Mianowicie, jak wyczytałam, zdarzało się, że w średniowieczu wykorzystywano czasem do produkcji mieczy pierwiastek taki, jak ołów. Robiono to celowo, ponieważ jest on dla człowieka bardzo trujący i zadanie rany w ten sposób powodowało różne nieprzyjemne skutki. Oprócz typowych objawów zatrucia, takich jak biegunka, bóle głowy i inne wymioty, odczuwalne są również zaburzenia pamięci, orientacji i koncentracji, obniżone libido, rozdrażnienie czy depresja.

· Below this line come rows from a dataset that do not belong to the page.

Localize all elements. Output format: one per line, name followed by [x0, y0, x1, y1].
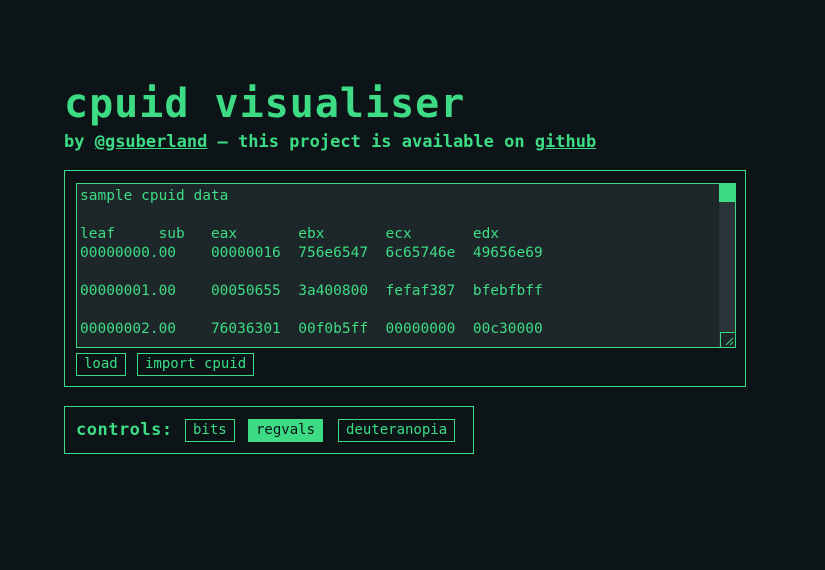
resize-grip-icon[interactable] — [720, 332, 735, 347]
page-title: cpuid visualiser — [64, 81, 466, 127]
author-link[interactable]: @gsuberland — [95, 132, 208, 152]
input-panel: sample cpuid data leaf sub eax ebx ecx e… — [64, 170, 746, 387]
cpuid-data-textarea[interactable]: sample cpuid data leaf sub eax ebx ecx e… — [76, 183, 736, 348]
controls-panel: controls: bits regvals deuteranopia — [64, 406, 474, 454]
load-button[interactable]: load — [76, 353, 126, 376]
byline-prefix: by — [64, 132, 95, 152]
github-link[interactable]: github — [535, 132, 596, 152]
deuteranopia-toggle-button[interactable]: deuteranopia — [338, 419, 456, 442]
bits-toggle-button[interactable]: bits — [185, 419, 235, 442]
regvals-toggle-button[interactable]: regvals — [248, 419, 324, 442]
controls-label: controls: — [76, 420, 173, 440]
cpuid-data-text[interactable]: sample cpuid data leaf sub eax ebx ecx e… — [77, 184, 735, 339]
byline: by @gsuberland — this project is availab… — [64, 131, 596, 153]
textarea-scrollbar[interactable] — [719, 184, 735, 347]
byline-middle: — this project is available on — [207, 132, 535, 152]
import-cpuid-button[interactable]: import cpuid — [137, 353, 255, 376]
scrollbar-thumb[interactable] — [719, 184, 735, 202]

Nie znam się na zatruciach metalami ciężkimi, ale zdaje się, że ołów musiał zostać wprowadzony do organizmu, by w ten sposób oddziaływać na organizm. Rzymianie pili wodę, która była doprowadzana do miasta przez ołowianie rury. W erze nowożytnej kobiety pudrowały swoje twarze i malowały usta kosmetykami zawierającymi ołów, a z doświadczenia mogę powiedzieć, że ciężko czasem takiej szminki niechcący nie spożyć. To tylko przykłady z historii nieświadomego wykorzystywania tego metalu, dość nieprzyjemne w skutkach.
Generalnie wiadomo, że Żelazny Tron za Aerysem nie przepadał i król dość często schodził z krzesła poraniony do krwi, co umożliwiało potencjalne wprowadzanie ołowiu do organizmu. Myślę, że można u władcy dostrzec praktycznie wszystkie te umysłowe objawy, o których wspominałam wcześniej, włącznie ze spadkiem libido - z jakiegoś powodu podkreślono w książce, że o ile wcześniej Aerys uganiał się za płcią przeciwną, tak wraz z rozwojem szaleństwa jego zainteresowanie kobietami spadło i kręcił go jedynie ogień. Uważam, że tę teorię można również podciągnąć pod Maegora czy Rhaenyrę. Ta dwójka również była regularnie raniona przez tron, obojgu się zarzuca pewne objawy szaleństwa - Maegor znany był z wyjątkowego okrucieństwa, Rhaenyra pod koniec życia sfiksowała.
Nie mam wykształcenia medycznego, więc to wszystko jest do weryfikacji, ale sądzę, że nie bez powodu bardzo często Martin zwracał uwagę na to, że tylko szaleni i okrutni władcy doświadczali złośliwości tronu. Przykłady skutków zatrucia ołowiem są dość dobrze naświetlone w historii i sądzę, że autor mógł do nich dotrzeć i się nimi w pewien sposób zainspirować.
Co o tym myślicie ?
Ciekawa teoria, ale używanie ołowiu przy produkcji mieczy było bardzo rzadkie. Wydaje mi się mało prawdopodobne, żeby takowe trafiły akurat do Żelaznego Tronu i zachowały swoje właściwości po sformowaniu w tron.